Dubai remains one of the strongest real estate markets globally, but the next phase will reward disciplined investors.
The best buyers in 2026 will not buy because of hype. They will buy because the asset has the right price, rental demand, location, supply outlook, and exit liquidity.
That is where the real opportunity is.
FAQs
How much was Dubai property sales value in the first three quarters of 2025?
Dubai recorded approximately AED 499.5 billion in property sales value during the first three quarters of 2025.
How many property transactions were recorded in Dubai during Q1–Q3 2025?
Dubai recorded around 158,300 sales transactions during the first nine months of 2025.
Did off-plan or resale perform better?
Off-plan dominated total volume and value, with around AED 324.2 billion in sales and 108,600 transactions. Resale was smaller but still strong, with around AED 175.3 billion in sales and strong capital gains.
What was the average price per sqft in Dubai during Q1–Q3 2025?
The average price was around AED 1,600 per sqft, up approximately 8% year-on-year.
Were mortgages still active in Dubai in 2025?
Yes. Mortgage transactions increased, but average loan-to-value declined, suggesting buyers were using more equity and less aggressive leverage.
Is Dubai property still a good investment after Q3 2025?
Dubai property remained attractive, but investors needed to be selective. The best opportunities depended on entry price, rental demand, future supply, developer quality, and resale liquidity.

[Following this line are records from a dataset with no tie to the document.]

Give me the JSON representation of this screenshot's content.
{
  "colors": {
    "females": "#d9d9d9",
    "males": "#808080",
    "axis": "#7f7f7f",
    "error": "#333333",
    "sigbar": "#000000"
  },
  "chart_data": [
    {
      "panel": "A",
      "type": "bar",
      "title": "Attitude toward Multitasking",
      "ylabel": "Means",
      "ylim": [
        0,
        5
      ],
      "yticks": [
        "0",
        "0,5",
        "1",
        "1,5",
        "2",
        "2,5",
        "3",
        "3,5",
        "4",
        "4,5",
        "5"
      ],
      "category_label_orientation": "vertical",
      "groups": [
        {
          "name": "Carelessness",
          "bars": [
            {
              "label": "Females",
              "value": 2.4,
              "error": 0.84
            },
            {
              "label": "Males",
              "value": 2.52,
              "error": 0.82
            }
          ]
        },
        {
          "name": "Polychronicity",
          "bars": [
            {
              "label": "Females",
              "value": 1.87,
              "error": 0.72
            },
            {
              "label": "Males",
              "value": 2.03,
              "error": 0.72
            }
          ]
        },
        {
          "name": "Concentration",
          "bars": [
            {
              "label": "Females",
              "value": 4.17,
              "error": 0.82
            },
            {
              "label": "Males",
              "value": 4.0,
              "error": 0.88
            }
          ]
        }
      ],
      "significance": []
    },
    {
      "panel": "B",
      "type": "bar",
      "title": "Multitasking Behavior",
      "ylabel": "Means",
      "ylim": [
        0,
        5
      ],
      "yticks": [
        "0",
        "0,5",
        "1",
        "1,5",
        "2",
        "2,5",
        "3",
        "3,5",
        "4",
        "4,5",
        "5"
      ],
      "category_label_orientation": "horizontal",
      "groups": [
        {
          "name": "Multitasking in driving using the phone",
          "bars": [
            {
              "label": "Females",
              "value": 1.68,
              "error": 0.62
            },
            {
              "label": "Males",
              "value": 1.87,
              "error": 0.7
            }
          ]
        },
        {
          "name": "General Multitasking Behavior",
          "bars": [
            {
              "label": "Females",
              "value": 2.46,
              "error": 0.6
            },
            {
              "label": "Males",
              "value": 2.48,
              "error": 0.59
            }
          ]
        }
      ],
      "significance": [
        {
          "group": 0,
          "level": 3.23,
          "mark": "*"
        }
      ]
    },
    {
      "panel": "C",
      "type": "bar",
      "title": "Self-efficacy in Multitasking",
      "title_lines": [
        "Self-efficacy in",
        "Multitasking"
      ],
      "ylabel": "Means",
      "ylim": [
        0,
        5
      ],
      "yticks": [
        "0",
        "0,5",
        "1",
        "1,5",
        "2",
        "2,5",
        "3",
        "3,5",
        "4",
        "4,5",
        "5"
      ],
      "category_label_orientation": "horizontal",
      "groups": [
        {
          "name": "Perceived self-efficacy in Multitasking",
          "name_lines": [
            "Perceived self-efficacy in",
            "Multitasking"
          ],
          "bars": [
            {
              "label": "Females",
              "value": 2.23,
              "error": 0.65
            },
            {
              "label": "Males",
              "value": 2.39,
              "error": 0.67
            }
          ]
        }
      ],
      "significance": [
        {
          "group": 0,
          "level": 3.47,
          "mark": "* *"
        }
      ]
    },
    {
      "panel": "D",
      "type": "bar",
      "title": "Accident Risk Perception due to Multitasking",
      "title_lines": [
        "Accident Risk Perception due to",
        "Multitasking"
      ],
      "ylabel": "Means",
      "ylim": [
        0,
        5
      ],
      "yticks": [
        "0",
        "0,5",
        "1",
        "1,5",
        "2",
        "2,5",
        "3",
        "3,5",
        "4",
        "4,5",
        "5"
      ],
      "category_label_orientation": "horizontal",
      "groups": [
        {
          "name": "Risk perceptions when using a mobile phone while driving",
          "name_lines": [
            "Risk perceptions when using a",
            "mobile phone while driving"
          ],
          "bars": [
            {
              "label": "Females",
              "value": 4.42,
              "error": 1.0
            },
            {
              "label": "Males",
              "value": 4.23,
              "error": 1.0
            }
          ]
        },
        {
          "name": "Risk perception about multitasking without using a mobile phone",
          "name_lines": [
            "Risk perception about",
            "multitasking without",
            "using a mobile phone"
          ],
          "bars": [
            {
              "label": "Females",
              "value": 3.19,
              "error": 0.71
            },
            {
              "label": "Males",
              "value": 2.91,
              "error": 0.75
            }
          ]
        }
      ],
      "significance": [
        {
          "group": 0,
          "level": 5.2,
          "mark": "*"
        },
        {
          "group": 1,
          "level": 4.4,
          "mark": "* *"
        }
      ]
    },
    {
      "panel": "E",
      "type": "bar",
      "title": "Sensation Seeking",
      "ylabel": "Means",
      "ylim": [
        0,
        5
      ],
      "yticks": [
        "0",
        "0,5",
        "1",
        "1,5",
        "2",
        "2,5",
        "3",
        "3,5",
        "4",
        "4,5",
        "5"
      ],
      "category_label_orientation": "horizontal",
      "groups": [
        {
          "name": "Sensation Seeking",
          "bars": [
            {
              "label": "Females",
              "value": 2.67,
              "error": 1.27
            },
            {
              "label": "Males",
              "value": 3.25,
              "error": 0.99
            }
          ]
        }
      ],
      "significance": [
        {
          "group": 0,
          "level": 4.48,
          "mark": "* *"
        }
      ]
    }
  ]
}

What are the main risks for Dubai real estate in 2026?
The main risks are future supply in selected communities, yield compression, weaker resale liquidity in some off-plan-heavy areas, mortgage affordability, and global liquidity conditions.
Which areas performed strongly in Q1–Q3 2025?
Strong areas included JVC, Business Bay, Dubai Marina, Wadi Al Safa 5, Dubai South, Jabal Ali First, Al Yelayiss 1, and Al Yufrah 1, depending on property type and whether the transaction was off-plan or resale.